Although in our individual experience of life we may find several immediate causes of suffering, such as the ending of a relationship, illnesses or losing our job; Buddha went deep to find what lied behind it all to discover that the root of it all is ignorance; with ignorance being understood as the “contradiction between appearance and reality” (His Holiness the 14th Dalai Lama of Tibet, 2013). In addition to this, the Three Roots of Evil, which are different forms of suffering, were identified as ignorance, plus desire or greed and hate.

Nirodha or Cessation of Suffering 

The feasibility of liberation is presented by this Third Noble Truth and the way to achieve it is, as said by Buddha, by freeing oneself from attachment. Once this has been achieved one can reach enlightenment or Nirvana; that is the dissipation of the Three Roots of Evil. “One who has reached cessation has great purity of heart, ocean-like compassion and penetrating wisdom” (Tsem Rimpoche, 2013). The Buddha himself is living proof of the possibility of attaining a state of Nirvana. 

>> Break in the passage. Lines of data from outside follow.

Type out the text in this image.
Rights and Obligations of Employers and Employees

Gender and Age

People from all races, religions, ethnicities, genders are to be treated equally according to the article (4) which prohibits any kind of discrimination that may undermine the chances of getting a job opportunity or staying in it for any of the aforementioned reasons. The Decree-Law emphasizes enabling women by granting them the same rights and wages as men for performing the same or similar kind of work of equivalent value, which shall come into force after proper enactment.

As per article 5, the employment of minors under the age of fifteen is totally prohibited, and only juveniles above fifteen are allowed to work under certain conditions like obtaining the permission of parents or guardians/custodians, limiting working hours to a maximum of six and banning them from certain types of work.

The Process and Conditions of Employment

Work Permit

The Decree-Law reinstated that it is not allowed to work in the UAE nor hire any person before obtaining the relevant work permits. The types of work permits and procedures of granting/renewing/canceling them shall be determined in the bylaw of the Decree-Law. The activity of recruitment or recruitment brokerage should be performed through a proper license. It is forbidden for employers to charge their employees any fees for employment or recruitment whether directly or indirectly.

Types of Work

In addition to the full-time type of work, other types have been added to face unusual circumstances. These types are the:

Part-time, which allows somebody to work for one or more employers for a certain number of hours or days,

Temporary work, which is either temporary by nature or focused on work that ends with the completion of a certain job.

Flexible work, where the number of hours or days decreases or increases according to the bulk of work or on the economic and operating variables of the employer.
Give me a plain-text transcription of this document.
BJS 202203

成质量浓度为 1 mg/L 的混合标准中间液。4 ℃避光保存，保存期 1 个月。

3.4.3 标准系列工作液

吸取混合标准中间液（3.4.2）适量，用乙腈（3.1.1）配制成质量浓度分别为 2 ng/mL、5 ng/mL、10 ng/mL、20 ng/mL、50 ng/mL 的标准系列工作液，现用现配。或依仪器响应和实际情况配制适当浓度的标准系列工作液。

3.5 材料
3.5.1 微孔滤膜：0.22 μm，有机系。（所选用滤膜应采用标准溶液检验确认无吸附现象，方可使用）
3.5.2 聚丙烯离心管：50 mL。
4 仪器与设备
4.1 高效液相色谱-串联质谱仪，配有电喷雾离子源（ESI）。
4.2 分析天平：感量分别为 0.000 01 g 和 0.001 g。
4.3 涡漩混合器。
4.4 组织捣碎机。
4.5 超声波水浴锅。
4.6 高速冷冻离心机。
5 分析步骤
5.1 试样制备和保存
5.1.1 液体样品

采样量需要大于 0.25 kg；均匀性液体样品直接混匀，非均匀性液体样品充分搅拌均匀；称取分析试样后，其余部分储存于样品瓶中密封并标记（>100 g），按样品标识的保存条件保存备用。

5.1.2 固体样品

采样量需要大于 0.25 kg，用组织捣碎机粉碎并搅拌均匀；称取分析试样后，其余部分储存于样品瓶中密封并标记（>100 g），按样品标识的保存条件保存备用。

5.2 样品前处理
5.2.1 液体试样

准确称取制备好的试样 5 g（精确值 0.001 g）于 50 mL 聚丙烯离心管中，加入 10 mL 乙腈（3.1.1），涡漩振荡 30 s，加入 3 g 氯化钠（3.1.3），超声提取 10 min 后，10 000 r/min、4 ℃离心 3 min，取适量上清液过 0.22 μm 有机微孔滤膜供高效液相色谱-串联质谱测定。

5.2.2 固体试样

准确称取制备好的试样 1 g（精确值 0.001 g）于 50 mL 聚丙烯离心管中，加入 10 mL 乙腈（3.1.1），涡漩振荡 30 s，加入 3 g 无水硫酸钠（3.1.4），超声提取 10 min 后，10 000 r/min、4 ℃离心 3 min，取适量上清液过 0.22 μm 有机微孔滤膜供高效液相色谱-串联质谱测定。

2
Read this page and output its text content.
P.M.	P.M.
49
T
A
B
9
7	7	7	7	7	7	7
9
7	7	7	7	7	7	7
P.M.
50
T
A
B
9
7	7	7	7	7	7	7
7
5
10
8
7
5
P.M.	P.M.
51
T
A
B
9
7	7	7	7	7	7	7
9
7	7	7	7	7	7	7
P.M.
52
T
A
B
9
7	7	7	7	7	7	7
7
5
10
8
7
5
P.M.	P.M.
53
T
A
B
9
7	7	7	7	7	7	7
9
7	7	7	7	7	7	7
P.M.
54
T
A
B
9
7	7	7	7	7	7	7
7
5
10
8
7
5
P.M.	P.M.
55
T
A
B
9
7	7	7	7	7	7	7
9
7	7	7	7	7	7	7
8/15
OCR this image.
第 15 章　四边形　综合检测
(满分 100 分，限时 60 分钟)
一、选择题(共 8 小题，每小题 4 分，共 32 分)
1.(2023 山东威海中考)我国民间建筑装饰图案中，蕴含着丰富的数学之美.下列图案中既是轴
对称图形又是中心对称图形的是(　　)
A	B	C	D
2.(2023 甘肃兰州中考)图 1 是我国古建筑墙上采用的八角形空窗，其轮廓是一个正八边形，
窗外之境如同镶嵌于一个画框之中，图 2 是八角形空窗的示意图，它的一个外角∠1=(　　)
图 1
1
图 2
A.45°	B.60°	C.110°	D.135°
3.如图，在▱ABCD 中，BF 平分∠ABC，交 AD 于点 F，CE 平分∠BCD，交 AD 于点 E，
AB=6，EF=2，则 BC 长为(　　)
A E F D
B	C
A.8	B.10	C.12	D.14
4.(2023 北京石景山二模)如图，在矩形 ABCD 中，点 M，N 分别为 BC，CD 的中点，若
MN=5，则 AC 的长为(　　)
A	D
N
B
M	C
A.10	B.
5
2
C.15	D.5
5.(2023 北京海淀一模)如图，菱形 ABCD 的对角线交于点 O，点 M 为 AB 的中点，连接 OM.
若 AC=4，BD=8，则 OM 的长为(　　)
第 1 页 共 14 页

Magga or Path to the Cessation of Suffering

The Eightfold Path contains the set of principles that can guide an individual towards the cessation of suffering. The Buddha called it the Middle Way, as being guided by his own experience on seeking illumination; it refrains from both indulgence as well as strict asceticism. 

These eight principles consist of comprehensive and profound training of all mind, speech, and body and are: 

  • Right understanding
  • Right Intention
  • Right speech
  • Right action
  • Right livelihood
  • Right effort
  • Right mindfulness
  • Right concentration


His Holiness the 14th Dalai Lama of Tibet “An Explanation of the Four Noble Truths and a Public Talk to Begin His Holiness the Dalai Lama’s Visit to New Zealand” (2013) News. Dalai Lama, 9 June 2013. Web. 31 July 2017.   

Tsem Rimpoche “The Four Noble Truths” (2013) All Posts: Buddhism. Tsem Rimpoche, 16 Augist 2013. Web. 31 July 2017.